Richard Croft (b.1935)

Portbradden, Whitepark Bay (1971)

Oil on canvas

120cm x 127cm

Collection of the artist

Born in London in 1935, and educated at Bromley and Brighton Colleges of Art, Richard Croft moved to Belfast in 1959 to teach art at Dunlambert School, Fortwilliam before becoming Head of Art at Annadale Grammar School.

In 1966 he won a commended prize in the Gallagher Portrait Competition and was then elected a Royal Ulster Academician in 1967, later becoming President of the Royal Ulster Academy of Arts (R.U.A.) from 1997–2000. He is a founder member of Group 63 and the Octagon Gallery, Belfast. His many one person shows include the Picolo Gallery, Belfast in 1960, the Council for the Encouragement of Music and the Arts (CEMA) and the Northern Ireland Arts Council Galleries during the 1960s and 70s. Solo shows also include Oxford University, Queen’s University Belfast, The Davis Gallery, Dublin and a number of shows in the Caldwell Galleries in Belfast.

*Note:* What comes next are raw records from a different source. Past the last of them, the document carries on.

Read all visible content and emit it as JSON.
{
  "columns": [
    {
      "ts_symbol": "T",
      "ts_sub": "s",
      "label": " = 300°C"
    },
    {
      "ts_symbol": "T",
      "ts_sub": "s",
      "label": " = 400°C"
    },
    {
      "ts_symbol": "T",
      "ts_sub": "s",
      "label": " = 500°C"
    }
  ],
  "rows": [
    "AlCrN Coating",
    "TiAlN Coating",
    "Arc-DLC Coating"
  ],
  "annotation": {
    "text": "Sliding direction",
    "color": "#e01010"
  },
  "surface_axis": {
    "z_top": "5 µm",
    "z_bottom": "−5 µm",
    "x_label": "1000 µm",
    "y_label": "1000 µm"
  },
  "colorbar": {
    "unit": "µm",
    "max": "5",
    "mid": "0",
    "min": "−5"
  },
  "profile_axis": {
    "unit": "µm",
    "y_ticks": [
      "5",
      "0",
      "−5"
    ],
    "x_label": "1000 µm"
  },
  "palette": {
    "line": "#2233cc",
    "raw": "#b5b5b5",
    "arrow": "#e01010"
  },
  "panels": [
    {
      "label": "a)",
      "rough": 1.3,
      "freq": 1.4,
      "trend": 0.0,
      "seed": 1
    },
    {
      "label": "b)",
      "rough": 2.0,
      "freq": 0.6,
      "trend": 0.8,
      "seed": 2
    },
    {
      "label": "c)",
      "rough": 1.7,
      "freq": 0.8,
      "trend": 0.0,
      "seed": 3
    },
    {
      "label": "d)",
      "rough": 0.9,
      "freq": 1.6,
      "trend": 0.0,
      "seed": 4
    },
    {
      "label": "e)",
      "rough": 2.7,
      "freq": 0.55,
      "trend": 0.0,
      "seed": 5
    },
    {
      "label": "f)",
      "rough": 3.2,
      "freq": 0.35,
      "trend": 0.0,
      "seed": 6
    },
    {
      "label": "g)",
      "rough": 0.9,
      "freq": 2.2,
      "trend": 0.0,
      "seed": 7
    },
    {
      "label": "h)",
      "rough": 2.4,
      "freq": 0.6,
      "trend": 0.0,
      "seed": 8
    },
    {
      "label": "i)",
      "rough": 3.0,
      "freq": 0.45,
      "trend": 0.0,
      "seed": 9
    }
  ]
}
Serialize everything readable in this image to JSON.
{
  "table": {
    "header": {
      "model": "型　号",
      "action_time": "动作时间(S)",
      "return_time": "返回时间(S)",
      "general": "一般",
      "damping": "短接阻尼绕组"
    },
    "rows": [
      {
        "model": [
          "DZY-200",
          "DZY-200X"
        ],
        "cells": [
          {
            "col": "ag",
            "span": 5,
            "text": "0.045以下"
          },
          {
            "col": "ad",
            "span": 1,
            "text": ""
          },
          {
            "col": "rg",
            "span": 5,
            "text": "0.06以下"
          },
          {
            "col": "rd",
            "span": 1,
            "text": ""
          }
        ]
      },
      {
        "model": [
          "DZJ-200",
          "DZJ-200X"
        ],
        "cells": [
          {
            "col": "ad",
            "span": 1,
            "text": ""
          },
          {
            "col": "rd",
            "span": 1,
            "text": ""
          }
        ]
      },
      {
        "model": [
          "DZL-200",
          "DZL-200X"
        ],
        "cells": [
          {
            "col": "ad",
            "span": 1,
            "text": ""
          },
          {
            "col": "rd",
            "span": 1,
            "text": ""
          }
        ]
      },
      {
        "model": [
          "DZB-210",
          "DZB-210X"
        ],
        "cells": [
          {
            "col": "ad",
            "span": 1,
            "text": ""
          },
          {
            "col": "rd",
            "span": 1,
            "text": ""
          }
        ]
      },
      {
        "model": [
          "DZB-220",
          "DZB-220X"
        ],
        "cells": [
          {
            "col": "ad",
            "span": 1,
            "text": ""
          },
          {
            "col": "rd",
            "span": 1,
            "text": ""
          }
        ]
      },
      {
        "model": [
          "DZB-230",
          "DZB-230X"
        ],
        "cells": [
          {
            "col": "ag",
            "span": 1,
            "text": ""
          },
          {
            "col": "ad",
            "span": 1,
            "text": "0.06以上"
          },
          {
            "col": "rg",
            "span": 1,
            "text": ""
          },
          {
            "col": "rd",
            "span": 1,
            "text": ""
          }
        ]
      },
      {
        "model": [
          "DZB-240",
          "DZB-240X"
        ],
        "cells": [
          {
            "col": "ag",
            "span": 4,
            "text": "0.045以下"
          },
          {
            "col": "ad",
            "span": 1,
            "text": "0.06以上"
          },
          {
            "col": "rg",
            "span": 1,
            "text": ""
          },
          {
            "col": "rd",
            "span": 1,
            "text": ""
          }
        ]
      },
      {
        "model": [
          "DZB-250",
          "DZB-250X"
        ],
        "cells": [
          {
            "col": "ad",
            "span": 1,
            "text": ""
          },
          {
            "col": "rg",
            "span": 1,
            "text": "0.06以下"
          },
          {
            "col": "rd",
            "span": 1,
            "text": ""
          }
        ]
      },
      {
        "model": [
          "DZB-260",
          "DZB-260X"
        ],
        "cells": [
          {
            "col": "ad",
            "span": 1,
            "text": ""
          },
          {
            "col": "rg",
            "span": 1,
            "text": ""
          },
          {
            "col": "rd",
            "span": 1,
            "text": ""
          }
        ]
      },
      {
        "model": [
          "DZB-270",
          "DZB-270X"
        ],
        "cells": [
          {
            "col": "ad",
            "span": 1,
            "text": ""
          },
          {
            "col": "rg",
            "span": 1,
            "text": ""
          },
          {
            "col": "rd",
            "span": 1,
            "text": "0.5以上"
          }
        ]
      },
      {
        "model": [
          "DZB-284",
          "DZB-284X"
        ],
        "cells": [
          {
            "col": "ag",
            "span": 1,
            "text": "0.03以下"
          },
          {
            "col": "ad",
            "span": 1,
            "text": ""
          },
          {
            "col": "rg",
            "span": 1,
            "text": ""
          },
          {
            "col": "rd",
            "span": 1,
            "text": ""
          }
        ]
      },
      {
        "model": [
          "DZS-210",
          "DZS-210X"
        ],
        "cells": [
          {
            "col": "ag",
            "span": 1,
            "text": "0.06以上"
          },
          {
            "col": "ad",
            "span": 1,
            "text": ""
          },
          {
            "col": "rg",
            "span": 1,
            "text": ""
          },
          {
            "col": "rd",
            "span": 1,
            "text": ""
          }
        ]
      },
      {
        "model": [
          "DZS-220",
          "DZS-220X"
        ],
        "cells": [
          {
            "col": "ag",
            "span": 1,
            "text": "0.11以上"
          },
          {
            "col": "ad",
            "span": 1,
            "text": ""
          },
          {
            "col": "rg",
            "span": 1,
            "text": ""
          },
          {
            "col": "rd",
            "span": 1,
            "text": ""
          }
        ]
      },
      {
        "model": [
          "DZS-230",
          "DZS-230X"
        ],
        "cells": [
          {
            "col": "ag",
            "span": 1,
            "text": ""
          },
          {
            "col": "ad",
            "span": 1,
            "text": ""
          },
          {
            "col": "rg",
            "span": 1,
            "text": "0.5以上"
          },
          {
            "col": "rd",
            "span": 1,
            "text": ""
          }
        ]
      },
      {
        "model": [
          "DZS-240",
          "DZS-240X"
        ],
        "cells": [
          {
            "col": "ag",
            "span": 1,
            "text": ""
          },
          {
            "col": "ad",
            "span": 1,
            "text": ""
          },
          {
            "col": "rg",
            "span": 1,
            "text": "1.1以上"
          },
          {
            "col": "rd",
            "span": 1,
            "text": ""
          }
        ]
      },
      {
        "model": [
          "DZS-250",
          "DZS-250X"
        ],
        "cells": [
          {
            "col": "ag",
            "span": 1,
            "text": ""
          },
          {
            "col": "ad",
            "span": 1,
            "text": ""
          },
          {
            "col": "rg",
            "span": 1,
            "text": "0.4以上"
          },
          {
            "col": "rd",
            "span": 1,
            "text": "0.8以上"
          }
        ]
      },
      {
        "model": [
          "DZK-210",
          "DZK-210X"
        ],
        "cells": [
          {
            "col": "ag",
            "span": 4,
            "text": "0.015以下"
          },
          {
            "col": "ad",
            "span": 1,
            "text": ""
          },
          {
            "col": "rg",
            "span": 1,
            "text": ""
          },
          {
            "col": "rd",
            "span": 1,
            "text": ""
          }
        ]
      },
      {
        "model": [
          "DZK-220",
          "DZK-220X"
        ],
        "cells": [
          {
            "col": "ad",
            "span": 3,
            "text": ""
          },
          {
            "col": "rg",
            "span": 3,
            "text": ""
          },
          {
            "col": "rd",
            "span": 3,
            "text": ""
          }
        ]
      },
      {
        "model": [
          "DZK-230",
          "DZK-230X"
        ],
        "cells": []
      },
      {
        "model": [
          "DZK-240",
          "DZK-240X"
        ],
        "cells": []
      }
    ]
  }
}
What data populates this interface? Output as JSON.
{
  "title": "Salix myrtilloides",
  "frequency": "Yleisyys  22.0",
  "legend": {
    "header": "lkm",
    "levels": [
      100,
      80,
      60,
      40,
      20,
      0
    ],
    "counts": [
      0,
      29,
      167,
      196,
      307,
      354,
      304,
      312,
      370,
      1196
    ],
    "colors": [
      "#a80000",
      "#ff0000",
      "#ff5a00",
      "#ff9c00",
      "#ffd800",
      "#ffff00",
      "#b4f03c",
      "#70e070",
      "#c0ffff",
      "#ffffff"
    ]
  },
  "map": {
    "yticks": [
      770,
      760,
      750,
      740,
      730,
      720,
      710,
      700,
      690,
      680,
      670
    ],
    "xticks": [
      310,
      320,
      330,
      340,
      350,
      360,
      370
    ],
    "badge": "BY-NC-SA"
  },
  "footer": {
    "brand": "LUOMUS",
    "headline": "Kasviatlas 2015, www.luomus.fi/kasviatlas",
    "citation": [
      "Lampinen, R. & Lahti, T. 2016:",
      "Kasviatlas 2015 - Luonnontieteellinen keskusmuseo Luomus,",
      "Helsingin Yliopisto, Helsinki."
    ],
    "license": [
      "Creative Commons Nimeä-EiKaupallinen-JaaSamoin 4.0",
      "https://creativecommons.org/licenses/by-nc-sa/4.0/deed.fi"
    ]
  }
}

Croft had a touring retrospective exhibition which started in 2003 in the Naughton Gallery at Queen’s University Belfast and visited Lisburn, Down Arts Centre and Armagh Museum. His work has been in numerous group shows including the R.U.A. and Royal Hibernian Academy (R.H.A.) annual exhibitions and the Irish Living Art exhibitions in the 1960s and 1970s. He was also represented in the Still Life show at the Albemarle Gallery, London in 1988 and the Thackery Gallery, London in 1980.

His work is included in many collections, both public and private, including the Arts Council of Northern Ireland, the National Self-Portrait Collection of Ireland at Limerick University, the Government of Northern Ireland, The Irish Embassy in Beijing, the Northern Bank, Belfast Education and Library Board, Down County Museum, Ulster Television, London University, Oxford University and the Queen's University of Belfast. In 1986 Croft ‘retired’ to paint full-time in his studio in Dundrum, Co. Down. He describes his method of painting as “funambulism or tightrope walking”, and the artist switches between abstraction and realism.

This piece was born from Croft’s entrancement by images from the north coast of Co. Antrim, in particular Whitepark Bay with Portbraddan at one end and Ballintoy at the other. The dazzling brightness of the sand, sea and the limestone cliffs was the source of his work in the 1970s. One of a series of ‘White’ paintings, the artist describes this work as, “perhaps, the one that says it all for me.”